Tulisan *Mas Ariia-ku* tertampil pada layar ponsel. Buru-buru Isna mengangkat panggilan telepon tersebut.

“Assalamualaikum Na, sedang dimana? Kok rumah kosong?” todong suara di seberang.

“Eeh Waalaikumsalam Mas, maaf Dek Isna lagi di Cafe Sore. Mas sudah pulang ya?” balas Isna merasa bersalah.

“Ooh nggapapa, Mas tadi pulang sebentar, mendadak ada tugas ke luar kota jadi Mas pulang ambil baju ganti?” ucap Aria terdengar buru-buru.

“Looh, sebentar ya Mas, Dek Isna pulang sekarang, Mas tunggu dulu ...”

“Eeh jangan. Mas sudah di jalan, hampir sampai kampus” potong Aria, mengurungkan niat Isna untuk pulang.

“Maaf Mas, Dek Isna ngga bisa bantu siapkan baju” sesal Isna.

“Ngga masalah, Mas bisa sendiri.

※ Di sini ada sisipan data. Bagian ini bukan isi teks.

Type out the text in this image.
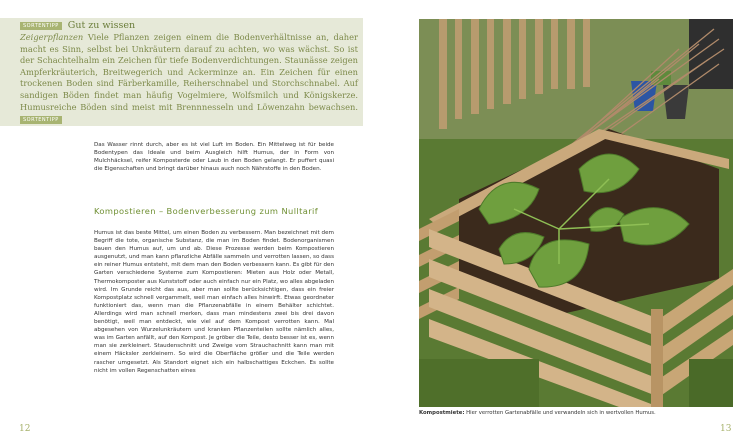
SORTENTIPP Gut zu wissen
Zeigerpflanzen Viele Pflanzen zeigen einem die Bodenverhältnisse an, daher macht es Sinn, selbst bei Unkräutern darauf zu achten, wo was wächst. So ist der Schachtelhalm ein Zeichen für tiefe Bodenverdichtungen. Staunässe zeigen Ampferkräuterich, Breitwegerich und Ackerminze an. Ein Zeichen für einen trockenen Boden sind Färberkamille, Reiherschnabel und Storchschnabel. Auf sandigen Böden findet man häufig Vogelmiere, Wolfsmilch und Königskerze. Humusreiche Böden sind meist mit Brennnesseln und Löwenzahn bewachsen. SORTENTIPP
Das Wasser rinnt durch, aber es ist viel Luft im Boden. Ein Mittelweg ist für beide Bodentypen das Ideale und beim Ausgleich hilft Humus, der in Form von Mulchhäcksel, reifer Komposterde oder Laub in den Boden gelangt. Er puffert quasi die Eigenschaften und bringt darüber hinaus auch noch Nährstoffe in den Boden.
Kompostieren – Bodenverbesserung zum Nulltarif
Humus ist das beste Mittel, um einen Boden zu verbessern. Man bezeichnet mit dem Begriff die tote, organische Substanz, die man im Boden findet. Bodenorganismen bauen den Humus auf, um und ab. Diese Prozesse werden beim Kompostieren ausgenutzt, und man kann pflanzliche Abfälle sammeln und verrotten lassen, so dass ein reiner Humus entsteht, mit dem man den Boden verbessern kann. Es gibt für den Garten verschiedene Systeme zum Kompostieren: Mieten aus Holz oder Metall, Thermokomposter aus Kunststoff oder auch einfach nur ein Platz, wo alles abgeladen wird. Im Grunde reicht das aus, aber man sollte berücksichtigen, dass ein freier Kompostplatz schnell vergammelt, weil man einfach alles hinwirft. Etwas geordneter funktioniert das, wenn man die Pflanzenabfälle in einem Behälter schichtet. Allerdings wird man schnell merken, dass man mindestens zwei bis drei davon benötigt, weil man entdeckt, wie viel auf dem Kompost verrotten kann. Mal abgesehen von Wurzelunkräutern und kranken Pflanzenteilen sollte nämlich alles, was im Garten anfällt, auf den Kompost. Je gröber die Teile, desto besser ist es, wenn man sie zerkleinert. Staudenschnitt und Zweige vom Strauchschnitt kann man mit einem Häcksler zerkleinern. So wird die Oberfläche größer und die Teile werden rascher umgesetzt. Als Standort eignet sich ein halbschattiges Eckchen. Es sollte nicht im vollen Regenschatten eines
12	13
Kompostmiete: Hier verrotten Gartenabfälle und verwandeln sich in wertvollen Humus.
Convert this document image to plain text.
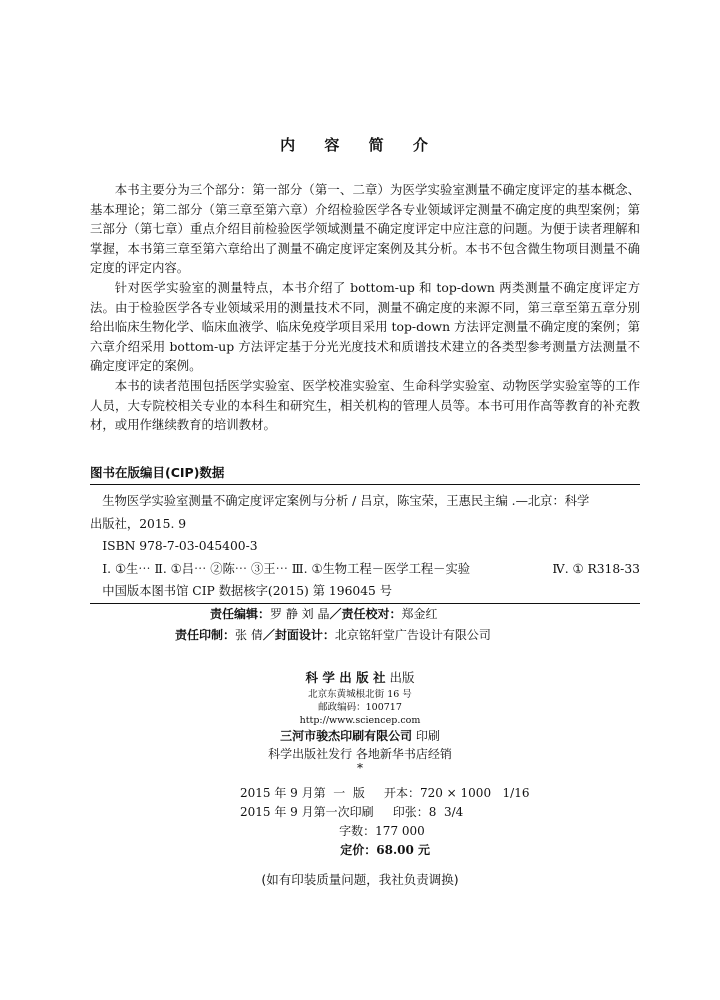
内 容 简 介

本书主要分为三个部分：第一部分（第一、二章）为医学实验室测量不确定度评定的基本概念、基本理论；第二部分（第三章至第六章）介绍检验医学各专业领域评定测量不确定度的典型案例；第三部分（第七章）重点介绍目前检验医学领域测量不确定度评定中应注意的问题。为便于读者理解和掌握，本书第三章至第六章给出了测量不确定度评定案例及其分析。本书不包含微生物项目测量不确定度的评定内容。

针对医学实验室的测量特点，本书介绍了 bottom-up 和 top-down 两类测量不确定度评定方法。由于检验医学各专业领域采用的测量技术不同，测量不确定度的来源不同，第三章至第五章分别给出临床生物化学、临床血液学、临床免疫学项目采用 top-down 方法评定测量不确定度的案例；第六章介绍采用 bottom-up 方法评定基于分光光度技术和质谱技术建立的各类型参考测量方法测量不确定度评定的案例。

本书的读者范围包括医学实验室、医学校准实验室、生命科学实验室、动物医学实验室等的工作人员，大专院校相关专业的本科生和研究生，相关机构的管理人员等。本书可用作高等教育的补充教材，或用作继续教育的培训教材。

图书在版编目(CIP)数据
生物医学实验室测量不确定度评定案例与分析 / 吕京，陈宝荣，王惠民主编 .—北京：科学
出版社，2015. 9
ISBN 978-7-03-045400-3
Ⅰ. ①生⋯ Ⅱ. ①吕⋯ ②陈⋯ ③王⋯ Ⅲ. ①生物工程－医学工程－实验	Ⅳ. ① R318-33
中国版本图书馆 CIP 数据核字(2015) 第 196045 号
责任编辑：罗 静 刘 晶／责任校对：郑金红
责任印制：张 倩／封面设计：北京铭轩堂广告设计有限公司
科 学 出 版 社 出版
北京东黄城根北街 16 号
邮政编码：100717
http://www.sciencep.com
三河市骏杰印刷有限公司 印刷
科学出版社发行 各地新华书店经销
*
2015 年 9 月第  一  版     开本：720 × 1000   1/16
2015 年 9 月第一次印刷     印张：8  3/4
字数：177 000
定价：68.00 元
(如有印装质量问题，我社负责调换)
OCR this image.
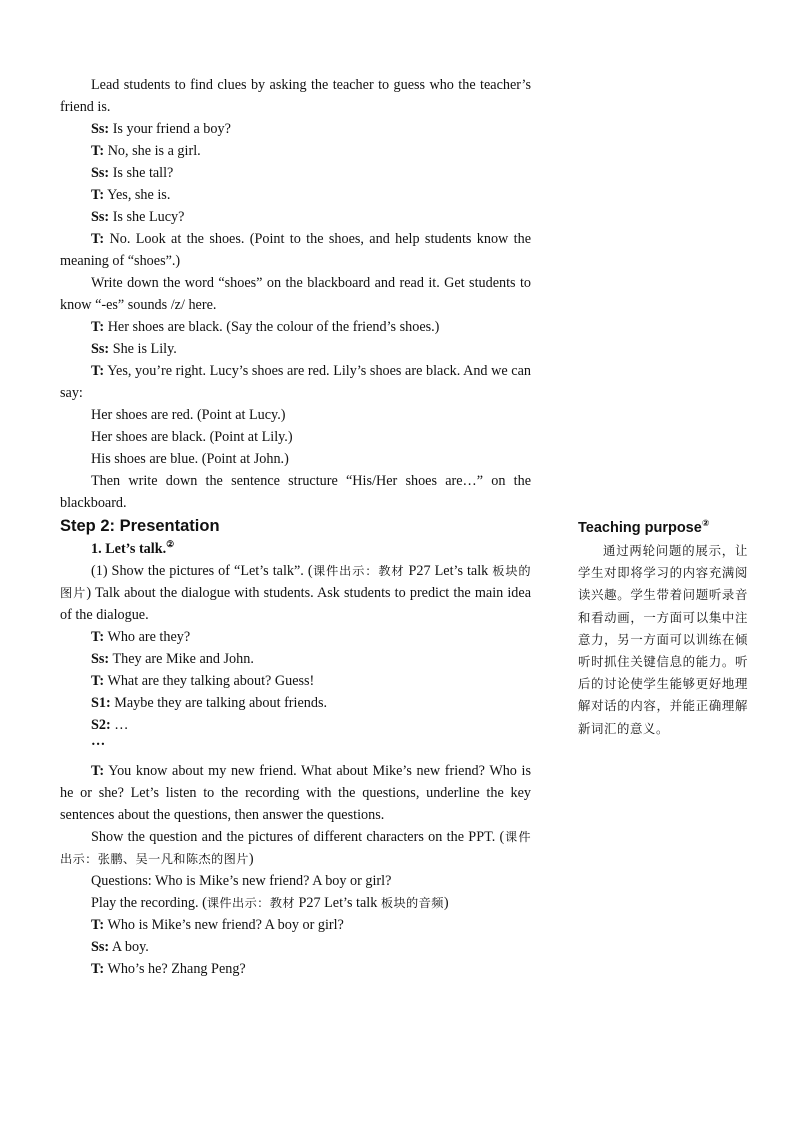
Lead students to find clues by asking the teacher to guess who the teacher’s friend is.

Ss: Is your friend a boy?

T: No, she is a girl.

Ss: Is she tall?

T: Yes, she is.

Ss: Is she Lucy?

T: No. Look at the shoes. (Point to the shoes, and help students know the meaning of “shoes”.)

Write down the word “shoes” on the blackboard and read it. Get students to know “-es” sounds /z/ here.

T: Her shoes are black. (Say the colour of the friend’s shoes.)

Ss: She is Lily.

T: Yes, you’re right. Lucy’s shoes are red. Lily’s shoes are black. And we can say:

Her shoes are red. (Point at Lucy.)

Her shoes are black. (Point at Lily.)

His shoes are blue. (Point at John.)

Then write down the sentence structure “His/Her shoes are…” on the blackboard.

Step 2: Presentation

1. Let’s talk.②

(1) Show the pictures of “Let’s talk”. (课件出示：教材 P27 Let’s talk 板块的图片) Talk about the dialogue with students. Ask students to predict the main idea of the dialogue.

T: Who are they?

Ss: They are Mike and John.

T: What are they talking about? Guess!

S1: Maybe they are talking about friends.

S2: …

…

T: You know about my new friend. What about Mike’s new friend? Who is he or she? Let’s listen to the recording with the questions, underline the key sentences about the questions, then answer the questions.

Show the question and the pictures of different characters on the PPT. (课件出示：张鹏、吴一凡和陈杰的图片)

Questions: Who is Mike’s new friend? A boy or girl?

Play the recording. (课件出示：教材 P27 Let’s talk 板块的音频)

T: Who is Mike’s new friend? A boy or girl?

Ss: A boy.

T: Who’s he? Zhang Peng?

Teaching purpose②

通过两轮问题的展示，让学生对即将学习的内容充满阅读兴趣。学生带着问题听录音和看动画，一方面可以集中注意力，另一方面可以训练在倾听时抓住关键信息的能力。听后的讨论使学生能够更好地理解对话的内容，并能正确理解新词汇的意义。
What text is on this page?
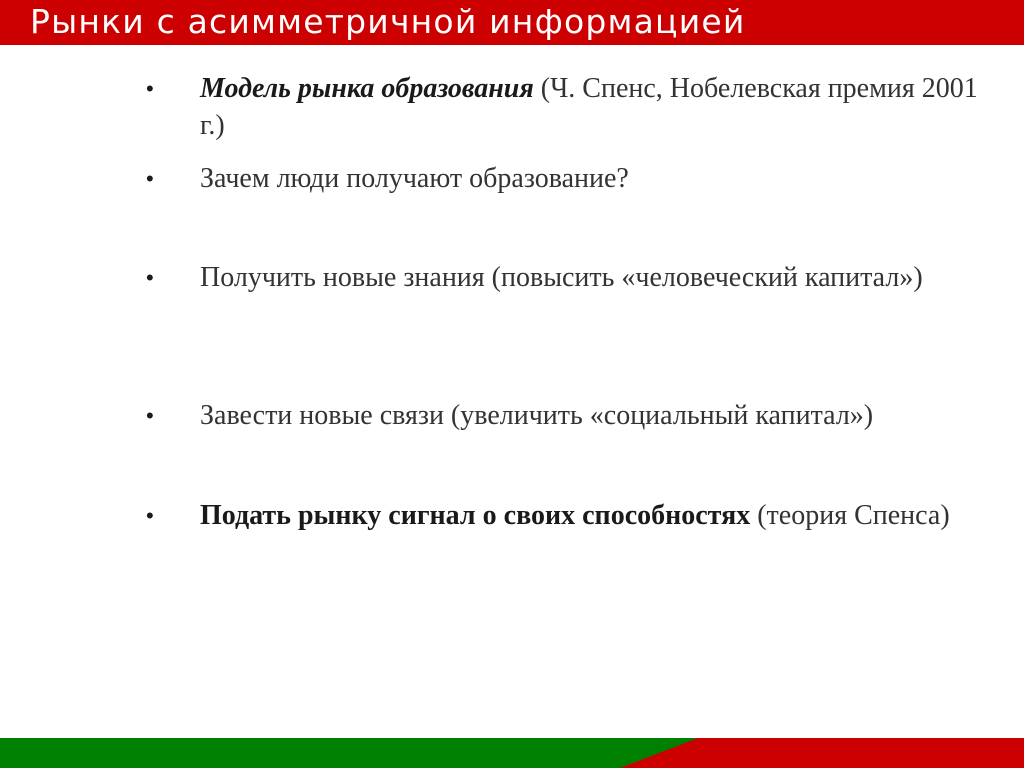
Рынки с асимметричной информацией
• Модель рынка образования (Ч. Спенс, Нобелевская премия 2001 г.)
• Зачем люди получают образование?
• Получить новые знания (повысить «человеческий капитал»)
• Завести новые связи (увеличить «социальный капитал»)
• Подать рынку сигнал о своих способностях (теория Спенса)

Sudah dulu ya, Mas sudah sampai kampus. Hati-hati kalau pulang, jaga diri baik-baik” pesan Aria mengakhiri panggilan telfon.


Satu menit kemudian, sebuah pesan masuk ke ponsel Isna.

Jadwal kegiatan dan tiket pesawat Aria. Suaminya memang selalu mengirimkan jadwal kegiatannya ketika keluar kota. “Biar ngga khawatir kalau pas susah dihubungi” begitu jawab Aria ketika ditanya alasannya. 

“Bogor lagi ya, sepertinya bulan lalu Mas juga ke Bogor. Kenapa sering sekali?” gumam Isna sambil memperhatikan lekat lekat jadwal kegiatan Aria.

2 menit kemudian sebuah notifikasi muncul, membuyarkan lamunan Isna. Tak lama disusul pesan dari Aria.

“Uang bulanan sudah aku transfer ya Na, tolong nanti bayarkan uang iuran ke Pak RT sekalian tagihan air dan listrik. Tugas kali ini agak lama, kalau kesepian nginap di rumah Mama saja” Isna membaca pesan dari Aria bingung. Ia kembali memeriksa jadwal kegiatan Aria, dan benar saja ternyata jadwal kegiatan Aria nyaris 2 pekan.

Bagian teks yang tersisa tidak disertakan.